Répondre au verdict des urnes, un devoir oublié?
Les Espagnols seront-ils rappelés aux urnes le 26 juin prochain? Devront-ils accomplir à nouveau leur devoir civique du fait d'une classe politique incapable d'assumer ses responsabilités, à savoir trouver un accord pour gouverner?
L'Espagne ne fait pas face à une crise politique. Elle fait face à une crise démocratique.
Ce que nous dit l'Espagne aujourd'hui, ce n'est pas seulement l'incapacité de la gauche radicale, de la gauche socialiste et du centre-droit à trouver un accord pour porter une alternance politique dans le pays. Ce n'est pas seulement l'incapacité de responsables politiques à s'entendre sur un projet plutôt qu'à négocier des postes. Ce n'est pas non plus seulement le fait qu'un pays peut être gouverné sans gouvernement -ce fut le cas de la Belgique pendant 541 jours il y a quelques années.
Non, ce que nous dit l'Espagne aujourd'hui, c'est que le fondement même de nos démocraties représentatives -à savoir que l'expression de la volonté des citoyens par le suffrage universel confère à l'action publique sa légitimité- peut être fragilisé dès lors que la classe politique ne sait se montrer à la hauteur de sa responsabilité première: créer les conditions permettant à l'un des siens de prendre la tête du gouvernement. Et de gouverner.
Faire porter aux citoyens la responsabilité de leur incapacité à former un gouvernement
Pablo Iglesias, Pedro Sánchez, Albert Rivera, Mariano Rajoy et derrière eux Podemos, le PSOE, Ciudadanos et le Partido Popular, se dirigent tout droit, par leur positionnement lors du débat d'investiture, vers un renvoi des Espagnols dans l'isoloir. Et font par là-même porter aux citoyens espagnols la responsabilité de leur propre incapacité à constituer une équipe gouvernementale répondant au verdict des urnes du 20 décembre dernier.

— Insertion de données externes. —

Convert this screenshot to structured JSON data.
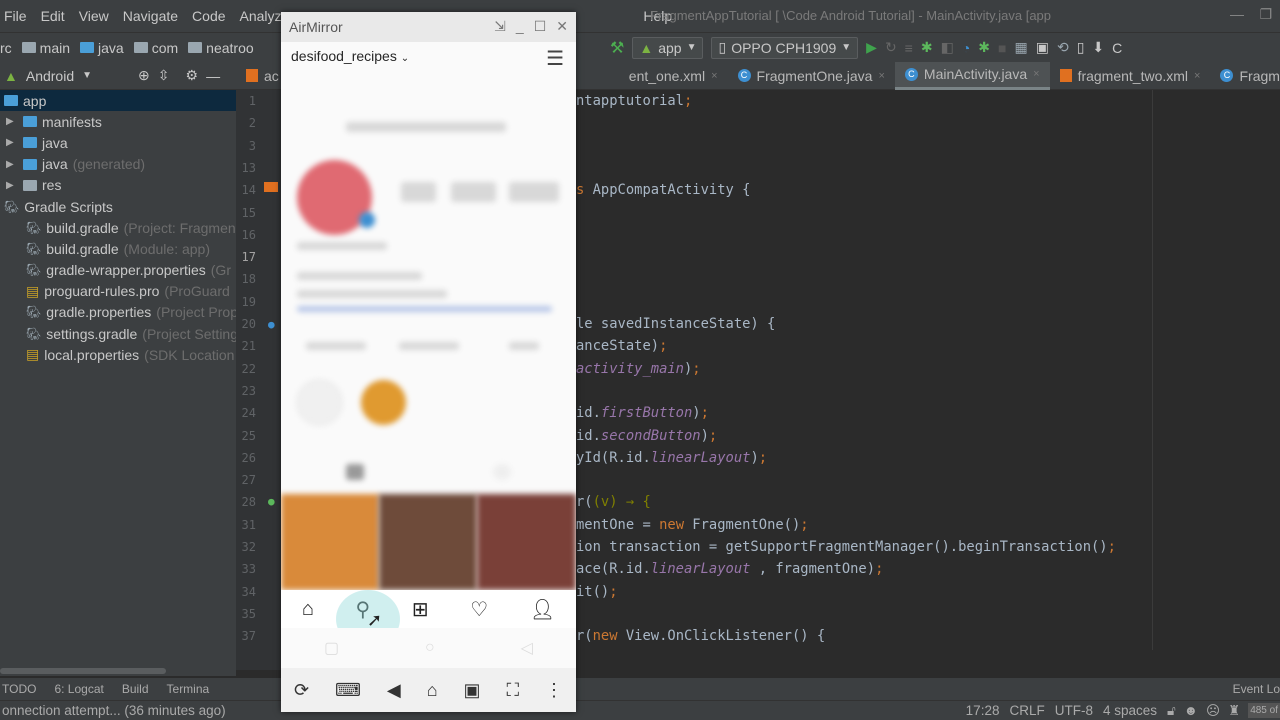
{
  "menu": [
    "File",
    "Edit",
    "View",
    "Navigate",
    "Code",
    "Analyze",
    "Help"
  ],
  "window_title": "FragmentAppTutorial [ \\Code Android Tutorial] - MainActivity.java [app",
  "breadcrumb": [
    "rc",
    "main",
    "java",
    "com",
    "neatroo"
  ],
  "toolbar": {
    "run_config": "app",
    "device": "OPPO CPH1909",
    "extra": "C"
  },
  "project": {
    "view": "Android",
    "tree": [
      {
        "label": "app",
        "hint": "",
        "level": 0,
        "selected": true
      },
      {
        "label": "manifests",
        "hint": "",
        "level": 1
      },
      {
        "label": "java",
        "hint": "",
        "level": 1
      },
      {
        "label": "java",
        "hint": "(generated)",
        "level": 1
      },
      {
        "label": "res",
        "hint": "",
        "level": 1
      },
      {
        "label": "Gradle Scripts",
        "hint": "",
        "level": 0
      },
      {
        "label": "build.gradle",
        "hint": "(Project: Fragmen",
        "level": 2
      },
      {
        "label": "build.gradle",
        "hint": "(Module: app)",
        "level": 2
      },
      {
        "label": "gradle-wrapper.properties",
        "hint": "(Gr",
        "level": 2
      },
      {
        "label": "proguard-rules.pro",
        "hint": "(ProGuard",
        "level": 2
      },
      {
        "label": "gradle.properties",
        "hint": "(Project Prop",
        "level": 2
      },
      {
        "label": "settings.gradle",
        "hint": "(Project Setting",
        "level": 2
      },
      {
        "label": "local.properties",
        "hint": "(SDK Location",
        "level": 2
      }
    ]
  },
  "tabs": [
    {
      "label": "ac",
      "active": false
    },
    {
      "label": "ent_one.xml",
      "active": false
    },
    {
      "label": "FragmentOne.java",
      "active": false
    },
    {
      "label": "MainActivity.java",
      "active": true
    },
    {
      "label": "fragment_two.xml",
      "active": false
    },
    {
      "label": "Fragmer",
      "active": false
    }
  ],
  "line_numbers": [
    "1",
    "2",
    "3",
    "13",
    "14",
    "15",
    "16",
    "17",
    "18",
    "19",
    "20",
    "21",
    "22",
    "23",
    "24",
    "25",
    "26",
    "27",
    "28",
    "31",
    "32",
    "33",
    "34",
    "35",
    "37"
  ],
  "code": [
    {
      "line": "1",
      "parts": [
        [
          "ntapptutorial",
          ""
        ],
        [
          ";",
          "kw"
        ]
      ]
    },
    {
      "line": "14",
      "parts": [
        [
          "s",
          "kw"
        ],
        [
          " AppCompatActivity {",
          ""
        ]
      ]
    },
    {
      "line": "20",
      "parts": [
        [
          "le savedInstanceState) {",
          ""
        ]
      ]
    },
    {
      "line": "21",
      "parts": [
        [
          "anceState)",
          ""
        ],
        [
          ";",
          "kw"
        ]
      ]
    },
    {
      "line": "22",
      "parts": [
        [
          "activity_main",
          "it"
        ],
        [
          ")",
          ""
        ],
        [
          ";",
          "kw"
        ]
      ]
    },
    {
      "line": "24",
      "parts": [
        [
          "id.",
          ""
        ],
        [
          "firstButton",
          "it"
        ],
        [
          ")",
          ""
        ],
        [
          ";",
          "kw"
        ]
      ]
    },
    {
      "line": "25",
      "parts": [
        [
          "id.",
          ""
        ],
        [
          "secondButton",
          "it"
        ],
        [
          ")",
          ""
        ],
        [
          ";",
          "kw"
        ]
      ]
    },
    {
      "line": "26",
      "parts": [
        [
          "yId(R.id.",
          ""
        ],
        [
          "linearLayout",
          "it"
        ],
        [
          ")",
          ""
        ],
        [
          ";",
          "kw"
        ]
      ]
    },
    {
      "line": "28",
      "parts": [
        [
          "r(",
          ""
        ],
        [
          "(v) → {",
          "lam"
        ]
      ]
    },
    {
      "line": "31",
      "parts": [
        [
          "mentOne = ",
          ""
        ],
        [
          "new",
          "kw"
        ],
        [
          " FragmentOne()",
          ""
        ],
        [
          ";",
          "kw"
        ]
      ]
    },
    {
      "line": "32",
      "parts": [
        [
          "ion transaction = getSupportFragmentManager().beginTransaction()",
          ""
        ],
        [
          ";",
          "kw"
        ]
      ]
    },
    {
      "line": "33",
      "parts": [
        [
          "ace(R.id.",
          ""
        ],
        [
          "linearLayout",
          "it"
        ],
        [
          " , fragmentOne)",
          ""
        ],
        [
          ";",
          "kw"
        ]
      ]
    },
    {
      "line": "34",
      "parts": [
        [
          "it()",
          ""
        ],
        [
          ";",
          "kw"
        ]
      ]
    },
    {
      "line": "37",
      "parts": [
        [
          "r(",
          ""
        ],
        [
          "new",
          "kw"
        ],
        [
          " View.OnClickListener() {",
          ""
        ]
      ]
    }
  ],
  "bottom_tools": [
    "TODO",
    "6: Logcat",
    "Build",
    "Termina",
    "Event Lo"
  ],
  "status": {
    "message": "onnection attempt... (36 minutes ago)",
    "position": "17:28",
    "line_sep": "CRLF",
    "encoding": "UTF-8",
    "indent": "4 spaces",
    "memory": "485 of"
  },
  "airmirror": {
    "title": "AirMirror",
    "account": "desifood_recipes",
    "bottom_nav": [
      "home-icon",
      "search-icon",
      "add-post-icon",
      "heart-icon",
      "profile-icon"
    ]
  },
  "colors": {
    "accent": "#3d8fd1",
    "keyword": "#cc7832",
    "field": "#9876aa"
  }
}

La classe politique espagnole pourra bien sûr toujours reprocher aux citoyens de n'avoir pas su exprimer un choix clair, de n'avoir pas permis par leurs suffrages de dégager une majorité nette au Parlement, de n'avoir pas élu les bons représentants.
L'attente d'une coalition au pouvoir
Mais peut-on vraiment accepter une telle hypocrisie? Le suffrage universel est un principe d'expression de la volonté générale. Si du vote ressort l'attente d'une coalition au pouvoir, il appartient à la classe politique de se montrer à la hauteur de la construction d'une telle coalition. Ce n'est pas le vote des Espagnols qui bloque la situation aujourd'hui. C'est l'incapacité des responsables politiques espagnols à apporter une réponse à ce vote.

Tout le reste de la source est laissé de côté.